The troops ‘holding’ Windsor Castle were one of a number of small ‘forward units’ ringing the capital. Its brief was to observe and occasionally send out patrols but otherwise, simply to maintain ‘a presence’ in the no man’s land on the outer edges of the devastated lands. Similar ‘presences’ had been routinely deployed around other bombed areas; although thus far their role had been almost entirely passive. The Castle had survived the October War with only superficial damage, the town in its shadow had fared less well and remained uninhabited sixteen months after the cataclysm. After the war the survivors of the outlying regions of the bombed zones had bled into the surrounding countryside, clogging the main roads. It had been some months before a systematic attempt was made to bury the dead who had fallen along the roadsides around London…

“My people tell me that the people just up the road from here still regard these people,” General Hull waved at the crowds outside the car curiously looking in, “as unclean. Scavengers, troublemakers, disease carriers, that sort of thing. It puts me in mind of some of the things I saw after the war in Europe ended in forty-five.”

Margaret Thatcher had spoken little on the drive south from Oxford. One of the reasons she had invited the Chief of the General Staff of the Army to join the small delegation was to hear a detailed update on the deteriorating situation in Northern Ireland.
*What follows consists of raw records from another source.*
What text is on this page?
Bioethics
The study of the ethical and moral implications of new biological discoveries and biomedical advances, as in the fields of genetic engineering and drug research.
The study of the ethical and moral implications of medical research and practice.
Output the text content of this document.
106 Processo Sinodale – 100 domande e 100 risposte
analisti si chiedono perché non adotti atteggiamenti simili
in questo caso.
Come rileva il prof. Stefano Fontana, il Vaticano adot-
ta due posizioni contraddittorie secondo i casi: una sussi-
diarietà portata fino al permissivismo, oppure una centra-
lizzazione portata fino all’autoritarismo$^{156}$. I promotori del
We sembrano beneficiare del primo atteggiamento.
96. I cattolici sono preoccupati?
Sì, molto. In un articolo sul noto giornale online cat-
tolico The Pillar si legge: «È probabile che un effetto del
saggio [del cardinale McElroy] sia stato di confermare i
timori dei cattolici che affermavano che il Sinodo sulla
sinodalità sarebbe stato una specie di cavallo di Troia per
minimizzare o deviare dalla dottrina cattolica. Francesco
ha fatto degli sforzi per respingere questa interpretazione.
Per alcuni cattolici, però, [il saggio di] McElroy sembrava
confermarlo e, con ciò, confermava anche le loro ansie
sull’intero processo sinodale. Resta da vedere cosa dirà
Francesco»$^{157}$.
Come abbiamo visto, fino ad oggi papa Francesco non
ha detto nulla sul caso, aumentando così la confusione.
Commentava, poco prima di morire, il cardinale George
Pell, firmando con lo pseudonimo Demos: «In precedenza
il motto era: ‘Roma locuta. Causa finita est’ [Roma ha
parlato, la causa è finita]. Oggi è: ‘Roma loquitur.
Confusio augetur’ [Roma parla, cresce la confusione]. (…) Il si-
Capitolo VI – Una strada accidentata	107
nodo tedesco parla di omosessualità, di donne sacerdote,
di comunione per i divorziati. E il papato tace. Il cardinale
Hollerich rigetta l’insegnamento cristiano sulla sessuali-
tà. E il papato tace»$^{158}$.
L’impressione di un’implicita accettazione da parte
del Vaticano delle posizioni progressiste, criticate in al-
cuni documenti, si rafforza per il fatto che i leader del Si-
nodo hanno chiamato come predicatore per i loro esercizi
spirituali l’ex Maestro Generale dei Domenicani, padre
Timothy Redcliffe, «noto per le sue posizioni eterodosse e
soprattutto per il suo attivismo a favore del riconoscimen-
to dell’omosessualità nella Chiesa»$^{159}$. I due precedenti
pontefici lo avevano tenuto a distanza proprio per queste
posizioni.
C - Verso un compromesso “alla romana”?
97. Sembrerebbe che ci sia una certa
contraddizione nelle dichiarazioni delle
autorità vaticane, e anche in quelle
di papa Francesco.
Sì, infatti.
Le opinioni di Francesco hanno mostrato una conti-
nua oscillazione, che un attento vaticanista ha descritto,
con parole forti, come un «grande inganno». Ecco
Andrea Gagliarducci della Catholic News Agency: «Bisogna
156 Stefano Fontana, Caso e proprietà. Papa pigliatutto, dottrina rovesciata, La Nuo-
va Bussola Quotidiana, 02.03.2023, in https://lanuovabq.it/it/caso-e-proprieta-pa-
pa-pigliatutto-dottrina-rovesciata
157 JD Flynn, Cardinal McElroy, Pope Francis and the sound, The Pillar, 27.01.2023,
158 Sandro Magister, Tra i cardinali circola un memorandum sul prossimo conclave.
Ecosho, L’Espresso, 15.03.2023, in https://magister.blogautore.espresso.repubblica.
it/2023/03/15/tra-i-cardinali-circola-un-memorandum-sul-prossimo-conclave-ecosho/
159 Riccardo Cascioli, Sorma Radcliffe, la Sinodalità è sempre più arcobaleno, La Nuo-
Over a hundred soldiers had been killed in the last seven days, so had a score of IRA — Irish Republican Army — men and at least fifty civilians, mostly caught in the crossfire or bombings. There had also been an incident in which British troops had inadvertently — Sir Richard was fairly certain it was ‘inadvertently’ — crossed into the territory of the Irish Republic and shots had been fired at Irish troops before anybody realised what had happened. Weapons manufactured in American factories, some bearing US Army stamps and registration codes, including M-16 assault rifles and World War II ‘pineapple’ type hand grenades, had been discovered in a series of raids in Belfast and Londonderry.
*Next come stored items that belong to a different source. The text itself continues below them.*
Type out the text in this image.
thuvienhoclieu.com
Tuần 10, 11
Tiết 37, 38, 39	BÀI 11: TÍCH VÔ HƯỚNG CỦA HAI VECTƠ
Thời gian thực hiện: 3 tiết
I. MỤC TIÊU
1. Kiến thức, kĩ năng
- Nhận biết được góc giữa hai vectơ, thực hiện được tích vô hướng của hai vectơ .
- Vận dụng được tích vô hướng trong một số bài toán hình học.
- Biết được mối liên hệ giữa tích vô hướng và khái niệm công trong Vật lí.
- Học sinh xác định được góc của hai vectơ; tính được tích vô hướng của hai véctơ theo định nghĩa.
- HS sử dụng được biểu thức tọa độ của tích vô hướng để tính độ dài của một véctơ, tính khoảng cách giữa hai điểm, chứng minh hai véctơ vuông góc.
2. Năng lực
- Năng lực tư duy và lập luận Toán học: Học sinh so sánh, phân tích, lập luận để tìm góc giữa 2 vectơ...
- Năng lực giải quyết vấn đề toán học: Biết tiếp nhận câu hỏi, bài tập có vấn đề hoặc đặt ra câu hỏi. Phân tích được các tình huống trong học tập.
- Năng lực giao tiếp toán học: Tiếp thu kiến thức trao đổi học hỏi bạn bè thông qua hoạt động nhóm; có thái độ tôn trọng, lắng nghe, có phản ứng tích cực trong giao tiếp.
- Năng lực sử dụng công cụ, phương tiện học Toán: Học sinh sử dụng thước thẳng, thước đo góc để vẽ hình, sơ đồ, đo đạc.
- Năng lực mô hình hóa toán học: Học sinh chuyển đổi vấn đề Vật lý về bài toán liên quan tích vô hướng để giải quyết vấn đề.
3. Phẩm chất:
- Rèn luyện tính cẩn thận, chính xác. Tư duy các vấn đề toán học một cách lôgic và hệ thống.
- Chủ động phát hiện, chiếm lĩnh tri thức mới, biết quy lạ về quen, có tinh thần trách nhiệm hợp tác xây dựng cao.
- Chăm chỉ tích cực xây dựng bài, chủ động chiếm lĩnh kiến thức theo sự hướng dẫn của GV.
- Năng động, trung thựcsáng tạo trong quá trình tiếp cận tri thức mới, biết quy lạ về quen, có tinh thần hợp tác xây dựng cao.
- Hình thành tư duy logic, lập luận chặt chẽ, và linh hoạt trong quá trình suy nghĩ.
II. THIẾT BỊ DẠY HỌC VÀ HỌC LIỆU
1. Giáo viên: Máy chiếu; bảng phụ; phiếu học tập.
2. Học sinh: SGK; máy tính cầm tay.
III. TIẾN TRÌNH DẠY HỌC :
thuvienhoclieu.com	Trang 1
“You were in Italy and then Germany in 1945, General?”

“OC 1st Armoured Division in Italy in forty-four, then 5th Division in Germany. I suppose the thing I took from those days is that no matter how smashed a society is, and the Germans were in a pretty dreadful state at the end of the war and it was probably even worse in the Russian sector, sooner or later civilised people pull themselves together and start to rebuild. These people out here,” another wave at the crowd, “whatever they look like they’ve obviously got themselves organised and made a start getting on with things. They’re probably ten times more motivated to start the rebuilding process than the people five miles up the road who got away more or less scot free on the night of the war, Prime Minister.”

“You may be right, General.”

Harold Strettle, the King of London stepped forward from a throng of hard-faced men and women.
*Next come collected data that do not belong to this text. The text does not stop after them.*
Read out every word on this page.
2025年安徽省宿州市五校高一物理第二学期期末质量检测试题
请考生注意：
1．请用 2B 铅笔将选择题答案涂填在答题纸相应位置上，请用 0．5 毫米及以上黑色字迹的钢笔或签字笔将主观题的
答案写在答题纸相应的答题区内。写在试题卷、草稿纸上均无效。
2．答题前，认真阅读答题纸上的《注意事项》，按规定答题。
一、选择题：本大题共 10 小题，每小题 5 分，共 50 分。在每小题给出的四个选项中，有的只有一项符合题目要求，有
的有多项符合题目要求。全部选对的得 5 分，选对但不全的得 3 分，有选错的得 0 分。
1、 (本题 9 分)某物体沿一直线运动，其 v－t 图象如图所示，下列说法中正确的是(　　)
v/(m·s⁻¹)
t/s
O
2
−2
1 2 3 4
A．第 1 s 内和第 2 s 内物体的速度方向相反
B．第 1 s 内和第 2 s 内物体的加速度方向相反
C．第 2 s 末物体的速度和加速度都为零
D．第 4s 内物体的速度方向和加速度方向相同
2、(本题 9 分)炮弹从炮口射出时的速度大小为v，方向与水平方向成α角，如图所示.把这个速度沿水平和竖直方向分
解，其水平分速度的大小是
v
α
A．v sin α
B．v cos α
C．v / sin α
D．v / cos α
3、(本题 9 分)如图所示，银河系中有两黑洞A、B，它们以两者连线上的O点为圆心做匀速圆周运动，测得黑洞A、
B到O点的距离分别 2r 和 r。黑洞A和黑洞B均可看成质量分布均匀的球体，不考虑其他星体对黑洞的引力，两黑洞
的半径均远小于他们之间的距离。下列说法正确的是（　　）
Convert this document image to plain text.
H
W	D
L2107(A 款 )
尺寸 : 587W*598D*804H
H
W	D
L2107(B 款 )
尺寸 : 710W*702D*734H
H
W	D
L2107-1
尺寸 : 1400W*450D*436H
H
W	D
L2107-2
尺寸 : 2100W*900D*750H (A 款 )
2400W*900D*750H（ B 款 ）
It was then that Margaret Thatcher realised that she had seen no small children. Moreover, very few among the crowd which pressed against the cordon of heavily armed Royal Marines were older than forty, most were young adults and teenagers.

The Prime Minister sized up her host.

“Forgive me if I’m a little bit stuffy about it, Mister Strettle,” she said, quirking a smile. “But I recognise only one Monarch in this land.”

Miriam Prior had positioned herself by the right shoulder of King Harold. She was a riot of colour, her jacket a quilt of different fabrics. She seemed to be wearing purple mascara!

Margaret Thatcher guessed the man’s age to be mid-forties; it was hard to know these days.